La génération des centres culturels (Munhwawon sedae) et la nouvelle vague du cinéma sud-coréen des années 1980-1990

par Sora Hong

Thèse de doctorat en Histoire et civilisations

Sous la direction de Alain Delissen.

Le président du jury était Giusy Pisano.

Le jury était composé de Giusy Pisano, Laurent Creton, Marie-Orange Rivé-Lasan, Léo Souillès-Debats, Stéphane Thevenet.
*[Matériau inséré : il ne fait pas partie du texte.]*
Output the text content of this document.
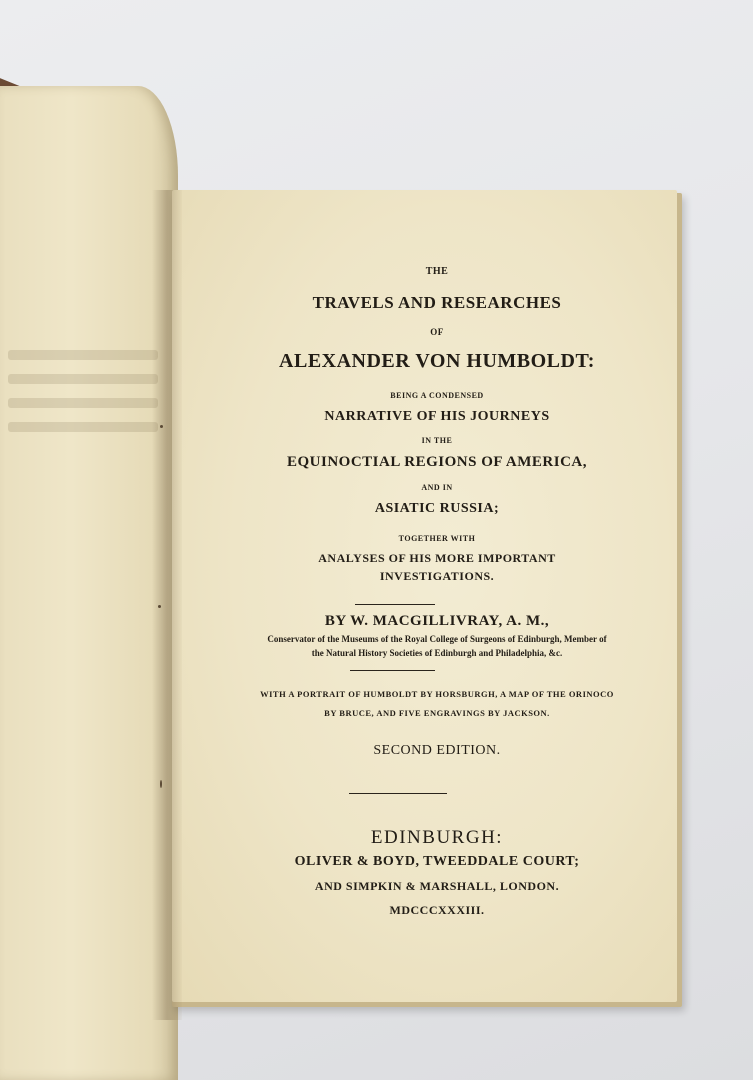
THE
TRAVELS AND RESEARCHES
OF
ALEXANDER VON HUMBOLDT:
BEING A CONDENSED
NARRATIVE OF HIS JOURNEYS
IN THE
EQUINOCTIAL REGIONS OF AMERICA,
AND IN
ASIATIC RUSSIA;
TOGETHER WITH
ANALYSES OF HIS MORE IMPORTANT
INVESTIGATIONS.
BY W. MACGILLIVRAY, A. M.,
Conservator of the Museums of the Royal College of Surgeons of Edinburgh, Member of
the Natural History Societies of Edinburgh and Philadelphia, &c.
WITH A PORTRAIT OF HUMBOLDT BY HORSBURGH, A MAP OF THE ORINOCO
BY BRUCE, AND FIVE ENGRAVINGS BY JACKSON.
SECOND EDITION.
EDINBURGH:
OLIVER & BOYD, TWEEDDALE COURT;
AND SIMPKIN & MARSHALL, LONDON.
MDCCCXXXIII.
Les rapporteurs étaient Giusy Pisano, Laurent Creton.


  • Résumé

    Depuis les années 1980, la Corée du Sud a observé un processus de légitimation culturelle du cinéma. En prenant appui sur ce phénomène, cette thèse attire l’attention sur le rôle des cinéphiles regroupés sous l’expression, « Munhwawon sedae » : la génération des centres culturels. Dans cette thèse, nous la définissons comme un réseau social de cinéphiles sud-coréens qui émerge à partir de la fréquentation des centres culturels européens à Séoul sur une période qui s’étend entre 1977 et 1984. Notre analyse de ce réseau s’appuie sur une méthode prosopographique permettant d’apprécier les rapports entre individus et institutions, et en particulier la trajectoire et les différents discours portant sur le 7e art de la Munhwawon sedae. Cette trajectoire est nourrie par un type intellectuel de cinéphilie en provenance de l’Europe, notamment de la France et de l’Allemagne, mais aussi plus localement, par les théories portées par le mouvement culturel pour le « minjung » (peuple). Les discours produits sur ce nouveau cinéma sud-coréen se situent donc, à la frontière entre l’art et la politique, celle-ci étant pensée comme un contrepoids à un système politique jugé corrompu. Cependant, avec l’effervescence du mouvement pour la démocratisation du pays, la résistance contre le régime autoritaire prend alors plus d’importance que le 7e art en tant que tel. Il faut attendre l’apaisement du mouvement social dû à certains processus de démocratisation politique pour qu’un équilibre se dessine entre l’ambition esthétique et l’ambition politique de la Munhwawon sedae. Son engagement pour l’évolution du cinéma sud-coréen constitue une réelle initiative dans le champ cinématographique du pays. Dès lors, les « membres » de la Munhwawon sedae qui, autrefois n’avaient été que simples spectateurs, diffusent leur cinéphilie en tant que réalisateurs, producteurs, critiques et professeurs de cinéma. Dans l’ensemble, notre thèse s’attache à montrer comment, au milieu des années 1990, la Munhwawon sedae a marqué la fin de « l’âge sombre » du cinéma sud-coréen. En se positionnant de cette manière, au cœur d’une nouvelle vague artistique et politique, elle a contribué à établir une nouvelle élite culturelle sud-coréenne. La Munhwawon sedae était donc à la fois la première bénéficiaire des changements de contexte social autour du cinéma en Corée du Sud et la facilitatrice de la légitimation culturelle du cinéma sud-coréen.

  • Titre traduit

    The generation of cultural centers (Munhwawon sedae) and the new wave of South Korean cinema in the 1980s and 1990s


  • Résumé

    A process of cultural legitimation of the cinema has occurred in South Korea since the 1980s. This thesis focuses on the role that cinephiles grouped under the expression of the Munhwawon sedae, the generation of cultural centers, have played in this process. Accordingly, I analyze this notion, understood as a social network of South Korean cinephiles who emerged as a result of frequenting European countries’ cultural centers in Seoul between 1977 and 1984. The analysis is based on a prosopographic method to understand the relationships between individuals and institutions, particularly the trajectory and various discourses on the Seventh Art of the Munhwawon sedae. As I demonstrate, this trajectory is nourished not only by an intellectual type of European cinephilia but also, more locally, by theories of cultural movement for the minjung (people). The discourses produced on the “South Korean new cinema” therefore exist on the border between art and politics. The latter side was seen as a counterweight to an absurd political system. Thus, I strive to show how the political objective has progressively taken precedence over the artistic objective with the effervescence of the movement for the democratization of the country: the resistance against the presumed incoherence of society then becomes more important than the pursuit of the Seventh Art. Until the end of the political democratization process of the country, a balance is drawn between the aesthetic and political ambition of the Munhwawon sedae. The engagement of these cinephiles within the evolution of the South Korean cinema constitutes a new initiative in the field. Now, the “members” of the Munhwawon sedae, who once were movie fans frequenting European countries’ cultural centers, have spread their cinephilia as directors, producers, critics, and film educators. Overall, this thesis focuses on how, in the mid-1990s, the Munhwawon sedae announced an end to the dark age of South Korean cinema. By positioning itself in this way, literally at the heart of this artistic and political new wave, the Munhwawon sedae formed as the new cultural elite of South Korean society.